We started the day poking around Whakatane (fah ka tah nay), a cute little port on a river mouth.

The town centers on a big rock where a Mauri pioneer made landfall from Hawaii 1,000 years ago.

Here is the rock from above...

...a view you get from the bluff over the town.

Pohutakawa

The trees covering the rock, and in the foreground in the overview above, are Pohutakawa (poe hoo ta ka wa, Metrosideros excelsa). The Pohutakawa, also called the New Zealand Christmas tree, can grow to several hundred years of age and very large, as we saw several years ago in Auckland.

In Whakatane, there are lots of young and middle-aged ones, and here for the first time we saw them starting to come into bloom.

They are currently covered with silvery-white new leaves and buds.

They are just beginning to bloom.

They will be in full bloom by Christmas.

As an aside, Palo Alto is remodelling one of its parks (Greer Park) and the tree design includes planting a couple of Pohutakawas. Of course in Palo Alto they will flower in July and nobody will understand why they are called the Christmas tree.

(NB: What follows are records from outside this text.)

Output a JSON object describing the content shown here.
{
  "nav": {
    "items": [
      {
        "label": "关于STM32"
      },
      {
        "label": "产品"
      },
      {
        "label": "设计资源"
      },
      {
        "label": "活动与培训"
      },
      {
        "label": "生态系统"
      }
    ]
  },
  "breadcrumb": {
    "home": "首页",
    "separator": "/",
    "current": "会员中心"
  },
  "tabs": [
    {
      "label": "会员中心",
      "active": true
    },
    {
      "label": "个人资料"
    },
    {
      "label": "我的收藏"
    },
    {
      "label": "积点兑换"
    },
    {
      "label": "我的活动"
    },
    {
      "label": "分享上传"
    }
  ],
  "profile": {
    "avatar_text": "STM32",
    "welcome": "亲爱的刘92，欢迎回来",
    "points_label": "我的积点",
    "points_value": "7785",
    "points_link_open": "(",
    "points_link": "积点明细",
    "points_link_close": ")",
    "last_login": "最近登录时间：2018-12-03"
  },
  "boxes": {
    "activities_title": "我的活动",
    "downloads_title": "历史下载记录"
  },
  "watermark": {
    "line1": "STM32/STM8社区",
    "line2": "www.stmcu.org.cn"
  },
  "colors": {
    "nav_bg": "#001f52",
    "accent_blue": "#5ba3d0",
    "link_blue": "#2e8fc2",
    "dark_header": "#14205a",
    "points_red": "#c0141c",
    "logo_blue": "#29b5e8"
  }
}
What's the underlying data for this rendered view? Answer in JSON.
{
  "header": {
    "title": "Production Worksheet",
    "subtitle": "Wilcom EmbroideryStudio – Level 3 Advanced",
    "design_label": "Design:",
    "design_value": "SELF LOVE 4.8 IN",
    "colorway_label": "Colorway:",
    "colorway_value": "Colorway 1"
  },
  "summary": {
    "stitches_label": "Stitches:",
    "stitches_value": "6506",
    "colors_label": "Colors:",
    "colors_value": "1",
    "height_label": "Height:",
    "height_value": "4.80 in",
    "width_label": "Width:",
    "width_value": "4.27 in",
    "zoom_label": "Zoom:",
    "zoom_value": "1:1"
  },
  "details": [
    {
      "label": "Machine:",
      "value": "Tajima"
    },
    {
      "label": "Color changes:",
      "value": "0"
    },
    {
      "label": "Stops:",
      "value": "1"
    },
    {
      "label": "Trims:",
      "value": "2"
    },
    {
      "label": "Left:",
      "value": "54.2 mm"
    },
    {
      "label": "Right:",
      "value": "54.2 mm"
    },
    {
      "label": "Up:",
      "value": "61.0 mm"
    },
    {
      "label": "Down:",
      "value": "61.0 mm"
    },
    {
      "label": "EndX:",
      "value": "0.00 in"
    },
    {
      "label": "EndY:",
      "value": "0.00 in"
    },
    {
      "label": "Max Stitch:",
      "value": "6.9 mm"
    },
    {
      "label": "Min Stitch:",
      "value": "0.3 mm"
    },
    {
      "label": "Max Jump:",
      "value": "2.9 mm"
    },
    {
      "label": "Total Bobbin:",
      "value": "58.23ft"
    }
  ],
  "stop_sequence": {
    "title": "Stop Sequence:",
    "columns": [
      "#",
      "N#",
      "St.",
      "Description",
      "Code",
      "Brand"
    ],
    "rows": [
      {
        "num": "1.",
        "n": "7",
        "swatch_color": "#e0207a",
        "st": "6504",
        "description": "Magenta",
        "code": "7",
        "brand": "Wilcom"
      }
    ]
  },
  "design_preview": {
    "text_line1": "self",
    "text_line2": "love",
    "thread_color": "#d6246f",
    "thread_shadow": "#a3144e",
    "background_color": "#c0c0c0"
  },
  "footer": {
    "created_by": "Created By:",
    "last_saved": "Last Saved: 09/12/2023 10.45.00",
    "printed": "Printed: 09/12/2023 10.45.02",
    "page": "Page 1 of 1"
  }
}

In a couple of days we'll be driving the "Pohutakawa Coast" road and will probably have more pictures of them then.

More Views

Leaving Whakatane we drove to the top of a bluff for views.

Moutohora, or Whale Island

Last night's campground was at the far end of that peninsula.

There is also a panorama if you like.

Cabbage Tree

Also just coming into bloom is the Cabbage Tree (Cordyline australis), a common roadside sight.

Although it looks like a Joshua Tree, it is no relation. Although it looks useless, according to Wikipedia its fruit is edible and its fibers make rope and clothing, and the missionaries (who were probably desperate) made beer from it.

Strawberries

And also just coming in, strawberries. We bought some from a farm stand and they were delicious!